Dominating the answer is an Arab autocratic push for a Saudi-led regional order that would be based on an upgraded 21st century version of autocracy designed to fortify absolute rule. To achieve that, autocrats have embraced economic reform accompanied by necessary social change that would allow them to efficiently deliver public goods and services. It is an approach that rejects recognition of basic freedoms and political rights and is likely to produce more open and inclusive political systems that ensure that all segments of society have a stake.
At the core of the volatile and often brutal and bloody battle that could take up to a quarter of a century to play out is the determination of Arab autocrats to guarantee their survival at whatever cost. Geopolitics play a major role in Arabic autocratic ambition. To compensate for their inherent weakness and lack of the building blocks needed for sustainable regional dominance, Arab autocrats except for Egypt, the one Arab state with the potential of being a dominant, long-term regional player, need to contain first and foremost Iran and, to a lesser degree, Turkey.
It is a geopolitical struggle, dominated by the rivalry between Saudi Arabia and Iran that has enveloped the Middle East and North Africa for almost four decades and progressively undermined regional stability; fueled the rise of extremism and jihadism; encouraged supremacist, intolerant and anti-pluralistic tendencies far beyond its borders in countries like Pakistan, Malaysia and Indonesia; and turned it into the most volatile, repressive and bloody part of the world.

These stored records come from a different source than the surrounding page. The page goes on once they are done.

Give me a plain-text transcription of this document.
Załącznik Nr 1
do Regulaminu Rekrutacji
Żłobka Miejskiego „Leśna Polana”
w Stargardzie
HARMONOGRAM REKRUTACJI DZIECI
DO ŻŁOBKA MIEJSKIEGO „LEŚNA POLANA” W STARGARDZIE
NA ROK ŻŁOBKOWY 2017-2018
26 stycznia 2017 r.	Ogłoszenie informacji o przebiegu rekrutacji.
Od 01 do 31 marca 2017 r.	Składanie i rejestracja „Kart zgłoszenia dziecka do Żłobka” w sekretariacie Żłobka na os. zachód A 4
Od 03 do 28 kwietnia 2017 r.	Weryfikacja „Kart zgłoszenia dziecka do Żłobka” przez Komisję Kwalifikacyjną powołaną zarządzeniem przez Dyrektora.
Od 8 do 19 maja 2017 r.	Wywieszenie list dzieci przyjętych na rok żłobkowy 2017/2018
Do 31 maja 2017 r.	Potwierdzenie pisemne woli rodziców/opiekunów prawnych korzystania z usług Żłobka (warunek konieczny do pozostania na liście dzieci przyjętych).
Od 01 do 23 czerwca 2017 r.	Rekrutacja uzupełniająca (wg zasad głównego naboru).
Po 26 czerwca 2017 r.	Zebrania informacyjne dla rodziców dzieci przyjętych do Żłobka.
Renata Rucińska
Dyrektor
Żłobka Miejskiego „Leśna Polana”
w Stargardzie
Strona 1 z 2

Littered with the bodies of the dead and the dying, countries like Syria, Iraq and Yemen have been scarred for generations to come and are struggling to ensure territorial integrity against potential secessionist ethnic, regional and religious challenges. Possible U.S.-backed Saudi efforts to destabilize Iran with attempts to stir ethnic unrest risk the Islamic republic and Pakistan becoming the next victims. Countries such as Lebanon teeter on the brink.
Restive populations meanwhile hang in the balance, hoping that their continued surrender of political rights in new social contracts unilaterally drafted by autocratic leaders will bring them greater economic opportunity. In some countries like Egypt expectations have been dashed, in others such as Saudi Arabia expectations are unrealistic and poorly, if at all, managed.
The successful and brutal Saudi and UAE-led counterrevolution has killed hopes and popular energy that exploded onto the streets of the Arab cities during the revolts of 2011 and produced tyrants and mayhem. For now, it has all but erased popular will to risk challenging autocratic rule that has failed to deliver or that has created expectations that may prove difficult to meet.
That is not to say that like in the period prior to the 2011 revolts, popular anger and frustration is not simmering. Like in the walk-up to the uprisings, popular sentiment remains ignored or unrecognized by officials, scholars and pundits, who, if it explodes are likely to be caught by surprise. No one knows whether it will explode and, if so, in what form and what might spark an explosion.
It was the self-immolation of a fruit vendor in Tunisia in late 2010 that set the Middle East and North Africa alight. While history may not repeat itself literally, events six years later in the Rif, a rebellious region of northern Morocco, sparked by the death of Mouchine Frikri, an unemployed street merchant, suggest the writing may be on the wall.